The younger Farrells exchanged looks. ‘If they’re lost in the timber—’ Lee Farrell began, and brightened. ‘Guess I’ll give Logan a call, see what he thinks.’
Lenhart entered the kitchen, his face flushed. ‘I’m taking her home,’ he said. ‘She got herself worked up and there was no way I could stop her coming over.’ He paused. People murmured sympathetically. ‘She’s like this with Shelley,’ he told them. ‘Just the one child, you know how it is.’
‘We know what you mean,’ Mildred said. ‘Lee’s calling Sim Logan. If they’re in the timber we can ride Pioneer and Wapiti tomorrow.’

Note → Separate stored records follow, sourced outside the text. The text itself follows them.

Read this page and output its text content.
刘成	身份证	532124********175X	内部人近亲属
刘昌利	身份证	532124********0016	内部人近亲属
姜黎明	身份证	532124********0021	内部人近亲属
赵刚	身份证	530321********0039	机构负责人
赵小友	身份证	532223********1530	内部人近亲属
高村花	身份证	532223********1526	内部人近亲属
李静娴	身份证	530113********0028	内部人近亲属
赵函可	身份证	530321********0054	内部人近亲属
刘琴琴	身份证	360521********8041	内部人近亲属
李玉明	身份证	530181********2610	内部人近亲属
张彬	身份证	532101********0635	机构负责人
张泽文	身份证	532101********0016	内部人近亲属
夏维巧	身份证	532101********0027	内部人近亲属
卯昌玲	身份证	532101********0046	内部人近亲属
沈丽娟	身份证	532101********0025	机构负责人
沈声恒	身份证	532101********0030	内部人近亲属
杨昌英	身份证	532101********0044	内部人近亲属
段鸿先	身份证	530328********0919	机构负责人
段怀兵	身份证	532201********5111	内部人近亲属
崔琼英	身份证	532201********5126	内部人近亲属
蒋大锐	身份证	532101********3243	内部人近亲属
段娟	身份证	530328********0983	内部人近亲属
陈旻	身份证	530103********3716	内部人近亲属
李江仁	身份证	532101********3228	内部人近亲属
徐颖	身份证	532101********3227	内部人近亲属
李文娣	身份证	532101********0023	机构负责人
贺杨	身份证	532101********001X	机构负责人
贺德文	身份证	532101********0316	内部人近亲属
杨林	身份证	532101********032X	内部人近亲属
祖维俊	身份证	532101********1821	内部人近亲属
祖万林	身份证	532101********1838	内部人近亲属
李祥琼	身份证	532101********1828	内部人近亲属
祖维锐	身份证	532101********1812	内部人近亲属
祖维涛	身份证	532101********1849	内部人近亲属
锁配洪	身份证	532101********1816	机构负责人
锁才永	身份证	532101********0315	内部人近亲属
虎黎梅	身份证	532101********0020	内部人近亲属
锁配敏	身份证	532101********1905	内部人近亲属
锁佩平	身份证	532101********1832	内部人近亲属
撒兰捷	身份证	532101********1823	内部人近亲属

Lenhart glowered. ‘We can’t all be expected to stop work just because they’ve taken it into their heads to spend another night out. You met Tye: he could get up there on Dead Horse and decide to go any way. They could even have gone back, down Wolverine. Hell, they could be holed up in a motel at this moment, having themselves a party.’
Seale said: ‘If Otis suggested to Edna that her daughter could be having a party when Edna reckons she’s been attacked and eaten by bears, I see why Edna went off the deep end.’
They were back in the Logan kitchen, the four of them sitting at the scrubbed and empty table. The Logans had been given the background to the telephone calls they had rece
ived from Edna and from Lee Farrell. Now Seale turned suddenly to Miss Pink: ‘Well, what’s your opinion?’
She was wary. ‘I have no experience of this kind of country.’
‘There’s no difference between this and anywhere else you’ve climbed. You know as much as anyone of what’s happened—I mean, anyone down here. You met Shelley and her party; you were the last person to see them. Come on: what do you think?’
‘Have you got a map?’
‘No one uses maps here. Sim carries the lay-out in his head. Get some paper, Sim, and make a sketch.’
With Seale prompting him he produced a map showing the west-east range of the Silvertips, the rift of Cougar Creek running south to Dead Horse Pass with the fault line continued on the south side of the divide by the line of Wolverine Creek.
‘Put in Loon Basin,’ Seale said. ‘Now Hoodoo and Hell Roaring. See, Melinda: Cougar runs due north from Loon Basin under Dead Horse, but there’s this second basin west of Loon and on a higher level—that’s Sundance Basin. Now, running northwest out of Sundance is Hoodoo Creek and between Hoodoo and Cougar is Pioneer Ridge. That’s at the back of Farrell’s place. It’s a huge stretch of timber, more of an inclined plateau than a ridge really. They could be there, on Pioneer, but it must be—what? well over fifty square miles of timber—imagine trying to search that!—or they could be here, on Wapiti Ridge.’
‘Why there?’ Miss Pink asked.
‘Because Hell Roaring Creek goes out of Loon Basin to the north-east, and between Hell Roaring and us is Wapiti. For my money, that’s where they are: on Wapiti.’
Logan and Miss Pink agreed.
‘Why?’ asked Ginny.
‘Because to get into Sundance they got to climb out of Loon, Mom. They’d know they was going uphill. But suppose they was coming down in the dark, or in a snowstorm, they could easily mistake Hell Roaring for Cougar. Snow would have covered the trail.’
They were silent, staring at the crude map. Miss Pink made to speak and decided against it.
‘Yes, Melinda?’ Seale prompted. ‘She’s been on a lot of mountain rescues,’ she told the Logans.